El gobierno español ha destinado 24 millones de euros a comprar fincas del entorno de Las Tablas de Daimiel para evitar que, desde ellas, se fueran extrayendo nada menos que 4.200 millones de litros de agua cada año provocando la destrucción del humedal y el consiguiente desastre ecológico (Público, 15-1-2011). Sin duda hubiera sido peor no hacer nada, hasta tenemos que dar gracias a la Administración, pero vale la pena reflexionar un poco sobre la cuestión. Lo que descubrimos es que, al final, el único modo que existe en el capitalismo para resolver problemas es el dinero. Ni los Estados pueden hacer política alguna si no es comprando y pagando.

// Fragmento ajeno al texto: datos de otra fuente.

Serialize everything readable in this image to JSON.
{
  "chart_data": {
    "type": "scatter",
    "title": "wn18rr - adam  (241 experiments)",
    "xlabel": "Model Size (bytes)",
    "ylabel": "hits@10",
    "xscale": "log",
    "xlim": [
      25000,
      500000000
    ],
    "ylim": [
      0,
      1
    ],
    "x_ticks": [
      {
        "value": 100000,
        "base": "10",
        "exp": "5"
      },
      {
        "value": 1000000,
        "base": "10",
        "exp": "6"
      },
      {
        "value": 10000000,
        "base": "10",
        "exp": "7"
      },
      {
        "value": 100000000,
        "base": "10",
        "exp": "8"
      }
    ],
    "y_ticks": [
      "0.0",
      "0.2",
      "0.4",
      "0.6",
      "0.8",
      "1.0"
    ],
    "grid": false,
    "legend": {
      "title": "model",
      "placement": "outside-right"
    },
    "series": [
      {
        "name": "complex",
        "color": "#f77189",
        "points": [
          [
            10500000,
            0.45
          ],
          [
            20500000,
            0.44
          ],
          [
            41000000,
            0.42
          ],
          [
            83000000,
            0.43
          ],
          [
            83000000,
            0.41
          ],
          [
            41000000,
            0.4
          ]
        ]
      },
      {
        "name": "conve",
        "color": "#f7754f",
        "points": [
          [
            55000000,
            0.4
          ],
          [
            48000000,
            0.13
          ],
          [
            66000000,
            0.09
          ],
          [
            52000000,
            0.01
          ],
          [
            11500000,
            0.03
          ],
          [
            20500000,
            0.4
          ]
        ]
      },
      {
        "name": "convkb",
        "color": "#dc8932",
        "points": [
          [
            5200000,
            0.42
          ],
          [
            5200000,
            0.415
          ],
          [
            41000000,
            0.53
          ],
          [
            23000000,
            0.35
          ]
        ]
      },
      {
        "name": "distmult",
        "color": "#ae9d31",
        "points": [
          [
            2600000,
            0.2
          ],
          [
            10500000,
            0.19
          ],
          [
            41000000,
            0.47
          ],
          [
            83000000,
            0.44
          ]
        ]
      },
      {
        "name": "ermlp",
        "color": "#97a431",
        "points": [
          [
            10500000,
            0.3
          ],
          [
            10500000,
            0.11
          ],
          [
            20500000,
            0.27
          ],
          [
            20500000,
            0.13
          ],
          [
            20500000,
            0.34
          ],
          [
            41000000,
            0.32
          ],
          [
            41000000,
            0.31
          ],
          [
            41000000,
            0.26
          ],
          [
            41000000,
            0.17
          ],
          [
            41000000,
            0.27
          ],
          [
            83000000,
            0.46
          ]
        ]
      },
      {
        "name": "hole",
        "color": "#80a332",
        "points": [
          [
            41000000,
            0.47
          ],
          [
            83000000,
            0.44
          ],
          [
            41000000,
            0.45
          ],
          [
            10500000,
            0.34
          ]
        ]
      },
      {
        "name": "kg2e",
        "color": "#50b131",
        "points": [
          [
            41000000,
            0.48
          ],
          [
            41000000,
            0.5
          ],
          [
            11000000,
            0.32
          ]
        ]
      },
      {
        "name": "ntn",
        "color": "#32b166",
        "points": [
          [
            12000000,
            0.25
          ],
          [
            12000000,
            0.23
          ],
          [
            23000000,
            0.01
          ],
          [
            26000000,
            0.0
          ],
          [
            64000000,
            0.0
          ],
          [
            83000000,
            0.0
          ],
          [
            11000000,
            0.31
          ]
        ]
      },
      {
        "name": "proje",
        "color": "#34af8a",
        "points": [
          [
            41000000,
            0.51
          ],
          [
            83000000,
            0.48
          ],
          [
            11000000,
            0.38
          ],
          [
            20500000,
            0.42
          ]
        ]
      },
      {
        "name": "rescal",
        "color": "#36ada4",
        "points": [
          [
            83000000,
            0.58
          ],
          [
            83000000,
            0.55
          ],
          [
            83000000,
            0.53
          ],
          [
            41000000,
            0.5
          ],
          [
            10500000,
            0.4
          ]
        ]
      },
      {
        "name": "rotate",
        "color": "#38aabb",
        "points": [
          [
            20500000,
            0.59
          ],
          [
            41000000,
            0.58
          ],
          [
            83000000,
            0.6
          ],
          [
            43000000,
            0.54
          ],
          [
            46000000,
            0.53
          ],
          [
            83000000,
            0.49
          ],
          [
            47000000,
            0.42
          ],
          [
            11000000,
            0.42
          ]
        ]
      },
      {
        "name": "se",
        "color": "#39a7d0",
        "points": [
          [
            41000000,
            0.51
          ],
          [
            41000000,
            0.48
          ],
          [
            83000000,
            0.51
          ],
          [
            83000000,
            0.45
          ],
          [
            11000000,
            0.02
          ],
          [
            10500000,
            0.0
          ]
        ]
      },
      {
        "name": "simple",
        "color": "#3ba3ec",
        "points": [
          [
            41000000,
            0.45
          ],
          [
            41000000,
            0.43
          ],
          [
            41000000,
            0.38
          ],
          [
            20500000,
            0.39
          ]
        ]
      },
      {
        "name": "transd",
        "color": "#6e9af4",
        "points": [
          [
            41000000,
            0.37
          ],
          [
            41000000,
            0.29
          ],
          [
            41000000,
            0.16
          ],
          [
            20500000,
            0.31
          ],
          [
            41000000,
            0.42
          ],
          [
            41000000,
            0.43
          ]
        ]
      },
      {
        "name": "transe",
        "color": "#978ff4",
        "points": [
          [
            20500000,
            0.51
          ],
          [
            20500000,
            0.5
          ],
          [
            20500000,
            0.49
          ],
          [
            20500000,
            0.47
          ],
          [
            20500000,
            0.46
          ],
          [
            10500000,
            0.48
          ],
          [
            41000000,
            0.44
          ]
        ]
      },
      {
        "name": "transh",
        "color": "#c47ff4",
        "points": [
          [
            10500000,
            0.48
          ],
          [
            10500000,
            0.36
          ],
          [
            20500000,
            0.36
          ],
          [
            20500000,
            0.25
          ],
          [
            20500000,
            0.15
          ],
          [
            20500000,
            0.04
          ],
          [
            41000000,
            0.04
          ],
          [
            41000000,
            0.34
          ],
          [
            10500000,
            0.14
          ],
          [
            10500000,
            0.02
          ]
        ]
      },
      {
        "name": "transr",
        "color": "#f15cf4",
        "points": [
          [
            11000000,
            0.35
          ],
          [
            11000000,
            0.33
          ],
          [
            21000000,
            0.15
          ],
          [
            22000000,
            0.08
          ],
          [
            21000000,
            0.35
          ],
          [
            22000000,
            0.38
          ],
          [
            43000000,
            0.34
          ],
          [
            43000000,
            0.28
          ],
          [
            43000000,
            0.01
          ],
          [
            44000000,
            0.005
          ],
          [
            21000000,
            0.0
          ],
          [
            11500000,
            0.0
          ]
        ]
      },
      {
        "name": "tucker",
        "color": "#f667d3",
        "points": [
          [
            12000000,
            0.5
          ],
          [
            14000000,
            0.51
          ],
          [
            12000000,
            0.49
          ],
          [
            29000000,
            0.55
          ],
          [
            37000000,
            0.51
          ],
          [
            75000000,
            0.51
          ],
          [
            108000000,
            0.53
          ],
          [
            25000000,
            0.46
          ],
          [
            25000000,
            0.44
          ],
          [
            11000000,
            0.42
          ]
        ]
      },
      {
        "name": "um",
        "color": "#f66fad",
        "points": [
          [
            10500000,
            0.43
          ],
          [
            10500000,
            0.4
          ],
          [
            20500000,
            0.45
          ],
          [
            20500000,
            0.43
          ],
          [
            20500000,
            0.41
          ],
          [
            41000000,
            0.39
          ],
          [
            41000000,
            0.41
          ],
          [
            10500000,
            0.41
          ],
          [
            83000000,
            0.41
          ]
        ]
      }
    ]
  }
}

En el caso de Las Tablas de Daimiel, en la provincia de Ciudad Real, se descartó establecer una legislación que impidiera a los propietarios de los terrenos adyacentes extraer agua de los acuíferos que pudiera terminar con un parque natural cuyo valor ecológico ha merecido la visita de 400.000 turistas en 2010. Tampoco se planteó una expropiación (por supuesto, con indemnización) justificada por razones de interés común. Además los ecologistas denuncian la existencia de miles de pozos ilegales alrededor de Las Lablas contra los que no se toman medidas. Hoy quedan 10.000 en el acuífero 23, según WWF. Sin embargo, la acción del gobierno ha sido comprar a los dueños de las tierras por el precio que ellos quisieron. Por ejemplo, la Administración debió pagar 14 millones del erario público para comprarle a una familia de terratenientes la finca La Duquesa, nada menos que 565 hectáreas que colindaban con el Parque Nacional y desde las cuales se extraían 2’3 hectómetros cúbicos de agua a los humedales cada año. Si los terratenientes no estuvieran destruyendo las tablas de Daimiel no hubieran podido vender a ese precio, gracias a su atentado al bien común han conseguido hacer un buen negocio de la mano de un gobierno que solo con la chequera puede atreverse a defender el interés público.
Se pueden extraer varias conclusiones. La primera es que estamos haciendo una sociedad en que el Estado tiene sólo el poder y el derecho del dinero que posea, es decir, como los ciudadanos. Somos lo que nuestra cartera pueda pagar. De nada sirven derechos y libertades si no se dispone de dinero para “comprarlos”. Si el ministerio español no dispusiese de los 24 millones de euros, unos latifundistas se hubieran cargado un parque natural declarado bien público -que además no era suyo- con todas las de la ley. La segunda conclusión es que hacer daño al bien común puede ser rentable: llega el gobierno y te paga para que dejes de cometer el crimen. Al fin y al cabo ya se hizo comprando en Almería un hotel que violaba la ley de costas, la comunidad autónoma le pagó a los dueños para poder demolerlo. El próximo paso puede ser comprar una empresa contaminante para que no termine con un río. El empresario contaminador haría entonces mejor negocio que si su empresa no dañara al mediambiente.
Hemos convertido el imperio de la ley y el poder público en un talonario de cheques, sólo mediante los fondos que puedan aportar pueden proporcionar derechos colectivos o responder al interés público. Es el turbocapitalismo.